I was in the club workshop one day, grinding off a pedal corroded to a crank arm, when I heard a voice behind me. “So vot heppens in der rof wezzer?”

It was Captain Seaweed, his breasts sagging and folds of skin hanging off his shoulders like an old bull elephant. He had just two teeth left in his head. His eyes were cerulean blue and sunk back into their sockets.

Without waiting for a reply, he added, “Ent vot ebout der waater?” He was the type that talked at you, not with you, delivering his sentences in the monotone machinegun chatter of Scandinavians.

I gave answers, but when I tried to explain our route, I was interrupted. “If ya goin’ up dare to Indonesia, oy’d floy der Shveedish flag oy would. Doze crazy facking baarstards, dey’ll shoot’ya if ya say you’re Hamerican hor Heenglish. Floy der Shveedish flag. Dey never done nothin’ to nowan!”

He had a point, albeit a paranoid one. Ninety-eight percent of Indonesia’s 220 million inhabitants were Muslim, the highest percentage of any country in the world, and Islam produced more than its fair share of fanatics.
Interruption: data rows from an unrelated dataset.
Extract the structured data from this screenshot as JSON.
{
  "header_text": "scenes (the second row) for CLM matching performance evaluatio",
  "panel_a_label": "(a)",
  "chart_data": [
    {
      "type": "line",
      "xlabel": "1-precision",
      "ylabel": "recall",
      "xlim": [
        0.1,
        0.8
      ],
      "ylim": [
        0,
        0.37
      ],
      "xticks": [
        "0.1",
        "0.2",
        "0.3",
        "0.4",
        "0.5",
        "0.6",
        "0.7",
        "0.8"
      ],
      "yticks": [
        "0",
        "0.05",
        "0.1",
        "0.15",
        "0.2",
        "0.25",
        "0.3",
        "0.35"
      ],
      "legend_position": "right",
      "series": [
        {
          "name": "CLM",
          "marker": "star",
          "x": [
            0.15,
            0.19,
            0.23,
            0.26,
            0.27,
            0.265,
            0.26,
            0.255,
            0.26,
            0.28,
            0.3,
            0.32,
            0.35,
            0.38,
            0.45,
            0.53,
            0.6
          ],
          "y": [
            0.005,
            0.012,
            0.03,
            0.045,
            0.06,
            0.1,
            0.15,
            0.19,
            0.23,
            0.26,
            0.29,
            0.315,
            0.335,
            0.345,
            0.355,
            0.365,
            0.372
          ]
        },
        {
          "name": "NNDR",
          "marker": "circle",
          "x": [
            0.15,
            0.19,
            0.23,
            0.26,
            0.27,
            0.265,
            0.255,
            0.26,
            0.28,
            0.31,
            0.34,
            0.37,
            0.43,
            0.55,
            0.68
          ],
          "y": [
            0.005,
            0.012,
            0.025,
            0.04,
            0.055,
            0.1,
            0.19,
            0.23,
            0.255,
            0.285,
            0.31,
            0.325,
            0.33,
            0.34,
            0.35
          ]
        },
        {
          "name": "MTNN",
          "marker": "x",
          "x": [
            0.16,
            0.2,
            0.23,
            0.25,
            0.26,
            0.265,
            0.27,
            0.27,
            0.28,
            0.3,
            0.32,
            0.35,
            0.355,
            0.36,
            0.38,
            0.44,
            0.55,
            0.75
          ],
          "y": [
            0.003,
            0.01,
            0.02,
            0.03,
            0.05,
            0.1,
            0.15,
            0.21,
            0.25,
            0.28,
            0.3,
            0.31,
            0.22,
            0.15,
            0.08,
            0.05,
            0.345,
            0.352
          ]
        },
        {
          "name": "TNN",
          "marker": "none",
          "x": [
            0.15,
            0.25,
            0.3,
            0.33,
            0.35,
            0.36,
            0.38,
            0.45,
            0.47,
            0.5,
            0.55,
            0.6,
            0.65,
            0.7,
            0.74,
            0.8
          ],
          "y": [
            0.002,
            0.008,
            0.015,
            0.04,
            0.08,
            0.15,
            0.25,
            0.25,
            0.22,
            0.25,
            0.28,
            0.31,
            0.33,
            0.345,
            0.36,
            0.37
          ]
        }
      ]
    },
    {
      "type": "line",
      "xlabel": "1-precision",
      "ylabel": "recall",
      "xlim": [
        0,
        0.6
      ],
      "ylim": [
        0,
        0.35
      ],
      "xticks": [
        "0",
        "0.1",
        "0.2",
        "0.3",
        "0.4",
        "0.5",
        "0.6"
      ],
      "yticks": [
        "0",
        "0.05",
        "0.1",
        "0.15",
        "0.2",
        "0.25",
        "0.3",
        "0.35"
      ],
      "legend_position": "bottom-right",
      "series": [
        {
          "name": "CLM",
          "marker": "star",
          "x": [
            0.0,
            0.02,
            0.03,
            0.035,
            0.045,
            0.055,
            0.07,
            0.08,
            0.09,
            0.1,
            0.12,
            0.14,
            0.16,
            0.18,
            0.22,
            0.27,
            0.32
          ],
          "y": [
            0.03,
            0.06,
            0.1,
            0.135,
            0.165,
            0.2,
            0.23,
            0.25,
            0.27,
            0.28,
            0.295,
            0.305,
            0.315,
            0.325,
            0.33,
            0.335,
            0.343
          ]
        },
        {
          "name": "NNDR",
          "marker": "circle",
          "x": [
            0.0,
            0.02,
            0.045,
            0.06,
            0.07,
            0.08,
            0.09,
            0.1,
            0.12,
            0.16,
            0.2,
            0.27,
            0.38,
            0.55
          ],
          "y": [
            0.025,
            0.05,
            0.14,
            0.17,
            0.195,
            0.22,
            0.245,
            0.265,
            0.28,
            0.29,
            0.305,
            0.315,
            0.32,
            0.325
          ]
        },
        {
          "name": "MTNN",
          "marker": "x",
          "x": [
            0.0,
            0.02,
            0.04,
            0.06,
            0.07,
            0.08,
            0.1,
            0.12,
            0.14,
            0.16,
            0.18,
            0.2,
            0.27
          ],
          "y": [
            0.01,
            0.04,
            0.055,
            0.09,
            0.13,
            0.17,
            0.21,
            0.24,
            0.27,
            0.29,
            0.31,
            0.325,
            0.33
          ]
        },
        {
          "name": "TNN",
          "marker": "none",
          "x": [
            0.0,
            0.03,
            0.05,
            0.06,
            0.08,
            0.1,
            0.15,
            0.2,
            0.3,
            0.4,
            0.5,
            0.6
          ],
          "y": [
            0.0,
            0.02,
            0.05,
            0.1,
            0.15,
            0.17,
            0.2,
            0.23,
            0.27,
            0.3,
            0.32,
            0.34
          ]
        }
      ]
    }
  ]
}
A number of these, members of the radical Jemaah Islamiyah group, had recently been turfed out of Ambon and Maluku following bouts of religious cleansing between Christian and Muslim communities. It was this same looney tunes outfit that had slaughtered two hundred and two people, including one hundred and fifty two foreign nationals, in the 2002 Bali bombings.

From then on Captain Seaweed became one of our biggest allies. An accomplished sailor, he was a wealth of information on the hazards of the Beagle Gulf, the body of water immediately north of Darwin. Most crucially, he photocopied detailed charts of the Apsley Straits, the narrow sea passage between Bathurst and Melvin Islands, which offered the best route to clear the eastern edge of Timor to reach Dili.